Goodbye, Seattle
GOODBYE, Mavitch's apartment. You look the same square, squeezed thing you did almost 25 years ago, the middle of three crates of rooms stacked on garages and tilting up a hillside, an unlikely and precarious place to live. Still a small child, I stood amongst the boxes of moving-in day and looked out the front window with my father and mother. Leaves were falling in the rain like doused stars nobody had ever noticed. Overcast had become downcast, and clouds of awkward gray bumped about and tried to hide in the shapes of earthly things, houses, trees, fences. The street below curved unhurriedly uphill, inviting feeble feet and seeming to reassure the befuddled that it led somewhere simple and beautiful.
I asked my mother what would she do if I got lost in the city's newness.
``Heaven forbid that should ever happen. But if it did, your father and I would search for you everywhere, even under toadstools, until we found you. Then we would bring you home and sit you down in a chair and just look at you, our precious boy.''
``Just look at me?''
My mother smiled and nodded, and I understood that only looking at someone you loved and did not lose, only looking and saying nothing took all your strength.
Less than a block away was a hill so steep that the houses on either side of the street running up it looked always on the point of crumbling between their slightly askew roofs and propped-up foundations, like those tiny sandwiches barely held together by toothpicks. They didn't, thank goodness, nor did they stoop under the weight of snow that seemed to fall in clumps, as if shoveled off rooftops even higher. Down this hill on his sled a boy could fly through the very chatters of windy teeth, and a friend at the top could wave a splendid goodbye, turn, and vanish into the snowfall and into the past, for nothing is closer than joy and memory.
Goodbye to Ravenna Park nearby, likewise unchanged.

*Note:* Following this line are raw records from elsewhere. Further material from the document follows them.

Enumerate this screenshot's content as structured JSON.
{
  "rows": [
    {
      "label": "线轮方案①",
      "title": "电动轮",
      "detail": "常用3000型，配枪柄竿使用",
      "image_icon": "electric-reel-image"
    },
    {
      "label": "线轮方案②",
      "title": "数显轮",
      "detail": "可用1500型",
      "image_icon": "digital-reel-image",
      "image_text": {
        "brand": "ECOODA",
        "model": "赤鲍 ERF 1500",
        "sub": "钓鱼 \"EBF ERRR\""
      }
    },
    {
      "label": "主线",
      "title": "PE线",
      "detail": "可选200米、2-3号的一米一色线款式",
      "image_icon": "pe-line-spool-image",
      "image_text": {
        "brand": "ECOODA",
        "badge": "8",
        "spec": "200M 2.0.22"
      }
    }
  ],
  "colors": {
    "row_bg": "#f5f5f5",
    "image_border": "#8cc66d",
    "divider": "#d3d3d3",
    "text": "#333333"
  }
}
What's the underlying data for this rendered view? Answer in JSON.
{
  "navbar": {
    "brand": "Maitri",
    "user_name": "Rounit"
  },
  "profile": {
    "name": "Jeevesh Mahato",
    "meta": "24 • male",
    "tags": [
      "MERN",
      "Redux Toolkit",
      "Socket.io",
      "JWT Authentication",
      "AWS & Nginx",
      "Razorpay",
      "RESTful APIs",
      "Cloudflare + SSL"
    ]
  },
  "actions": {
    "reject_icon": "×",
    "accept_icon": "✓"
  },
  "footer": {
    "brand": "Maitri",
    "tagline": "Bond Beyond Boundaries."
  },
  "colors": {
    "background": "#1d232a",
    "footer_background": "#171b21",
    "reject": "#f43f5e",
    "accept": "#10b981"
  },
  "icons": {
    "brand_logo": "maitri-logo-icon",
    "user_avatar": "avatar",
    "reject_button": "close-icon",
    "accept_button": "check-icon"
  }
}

The roots of its trees, mostly oak, grip the ground like birds' claws, hinting that trees could fly if they wanted to, if not for the good they do sweet grass, if not for the charity of shade they give. The sky is almost always moving, like an ocean whose breakers are clouds, stormy gray or whimsical white, and whose beach is the air you breathe.
The park has an old tennis court with smudged lines and froggy-green surface, like something once lost underwater, where I taught myself to play the game. Sometimes, bringing three Woolworth's rackets, I would waylay my father and mother as they walked home hand in hand from the school where he taught. My father was a dreamer, and it was nothing to him to walk along with his beard tilted up toward the sky, a man of such wisdom he had to carry the excess of it in a bookbag slung over his shoulder. If it hadn't been for my mother finding the way, he might have stumbled on the hard world. Into their hands I would press rackets and beseech them to the court where, they on one side of the net, and I on the other, we would play a kind of triples. My father swung at the ball and missed, growing more absent-minded and gentle, as if the racket were somebody's trust, and he didn't want to make a weapon of it. My mother hit the ball not only over the net but over the fence around the court. Perhaps, in a sky where nothing earnest enough ever falls, it is still sailing. There are places where nothing is lost.
Goodbye to sunrises that woke me from deep sleep with the touch of their quiet, casting a willow-branch net of shadows on my wall and catching every bit of pink light that swam there. I met the day fearless as a fisherman.
Goodbye to sunsets that seemed to make themselves little and human just for me. My favorite was the red-faced one with the halo of tinted clouds over it, as if a celestial soul were embarrassed to be praised for more goodness than it truly possessed, and wanted nothing more than just to sink out of sight and be forgotten.
Goodbye to my father sitting up in bed at night with a book propped on his knees, sighing that people in the real world never came up even to the ankles of people in imagined ones, yet with pity in the corner of his eyes for those who had neither book nor bed, and even for the wind that seemed to sweep and sweep the shadows of the sky with its noisy broom.
Goodbye to my mother kneeling by her bed and saying her prayers as my father read his book, her hands clasped over her heart, her feet touching heels and looking serious as a wishbone. She prayed for my father, may he not lose sight of the practical in his pursuit of the ethereal. She prayed for her son, may he grow up to be good, but not too good for the world; a man too good for the world is no good to himself or others. And for herself, may she have the courage to be happy.
I imagined her prayers flying like robins, her favorite bird, straight up through the ceiling of Mavitch's apartment into the night. So intent were they that they didn't even take time to stop and pluck worms out of the stars. They flew all night to the very end of things, where the beginning has been waiting all along, like a ready-made bird's nest for them to land in and make a home.
Goodbye to the skyline that is now so different from then, with more and taller buildings, like thick eyebrows growing vertically, and goodbye to the hills and streets with more and faster people. Goodbye to the lovely gray eyes of the rain that widen, grow misty, and overflow, conferring a kind of equality on rich and poor, young and old. I was a child in this city so many years ago, and yet it seems like only yesterday.
That is the blessing of getting older. My memories stay new, stay close, and they won't let me feel my age. I shall be the last, the very last, to realize it.